Consistent with the results of our study, Orth et al. [5] found that combined treatment was both safe and effective in prevent prolonged viral shedding in immunocompromised patients, although their results refer to the Omicron wave. Interestingly, the initiation of combined therapy after 5 days after diagnosis was associated with prolonged viral shedding [5]. Triebelhorn et al. [21] recently reported that patients who did not fully respond to SARS-CoV-2 vaccination were more likely to be hospitalized, even when treated with monoclonal antibodies (mAbs). They observed higher hospitalization rates in patients receiving mAbs monotherapy compared to our cohort undergoing ECT (7.3% vs. 4.2%). Moreover, Gentile et al. [4] compared patients treated with combined treatment earlier and later and found that those treated later experienced worse outcomes. These results are consistent with our results, although the study by Gentile et al. [4] had a limited sample size, and both studies lacked a comparison group of patients treated early with monotherapy. Therefore, it is important to conduct appropriate controlled studies to assess whether ECT provides clinical benefits. Further studies should also investigate whether ECT prevents the emergence and accumulation of viral mutations, which is a major risk in immunocompromised individuals [2, 22] because in patients with prolonged symptomatic disease, the emergence of mutations can impair subsequent response to combined treatment. This question is important because the emergence of resistant viruses can lead to their eventual spread at population level [23].

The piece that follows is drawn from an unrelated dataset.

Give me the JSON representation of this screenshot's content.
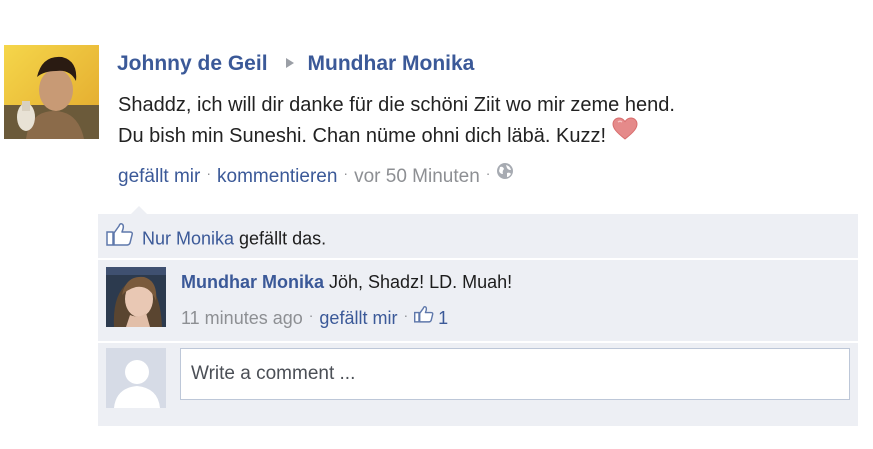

This study has limitations that should be acknowledged. First, the small sample size may limit the generalizability of the findings and we were unable to identify variables associated with hospitalization or death from COVID-19, primarily due to the low occurrence of these outcomes in our cohort. However, the low rates of observed unfavourable outcomes may be attributed to the effectiveness of ECT. Nonetheless, these results are relevant because severely immunocompromised patients experience prolonged viral shedding, relapse, hospitalization, and death [1, 3, 5] despite receiving mAbs or antiviral therapy for SARS-CoV-2 infection [2,3,4, 6, 21]. Second, the absence of a control group hinders the ability to compare outcomes and assess the true efficacy of the combined therapy approach. However, the strength of this study lies in its focus on a specific population of severely immunocompromised patients, for whom there is a lack of established treatment protocols, especially in the early stages of COVID-19 [7]. Focusing on this high-risk group and evaluating the outcomes of ECT, we provide valuable insights into a previously understudied area of COVID-19 management. Third, while variations in the length of infection prior to the initiation of ECT among patients may indeed introduce confounding factors, they also reflect the real-world setting where patients medical care seeking is delayed before treatment. Importantly, in our centre, we prioritize minimizing the delay between diagnosis and treatment which was 2 days (IQR: 1–3 days) in this cohort severely immunocompromised outpatients with COVID-19. This proactive approach aims to promptly address the needs of this fragile patient population and optimize treatment outcomes.

Conclusions

In patients with severe immunosuppression, there is a strong rationale for prescribing combined anti-SARS-CoV-2 therapy as soon as possible after diagnosis to prevent prolonged viral replication and the consequent emergence of escaping mutants. The present results provide evidence that ECT appears to be safe and effective in preventing SARS-CoV-2 clinical complications, prolonged viral shedding, and relapse. However, the generalizability of our results may be limited because this is a retrospective, single-center, uncontrolled study. Therefore, prospective studies and controlled trials are urgently required to validate the “early and hard” approach for treating severely immunocompromised patients to inform guidelines from an evidence-based perspective.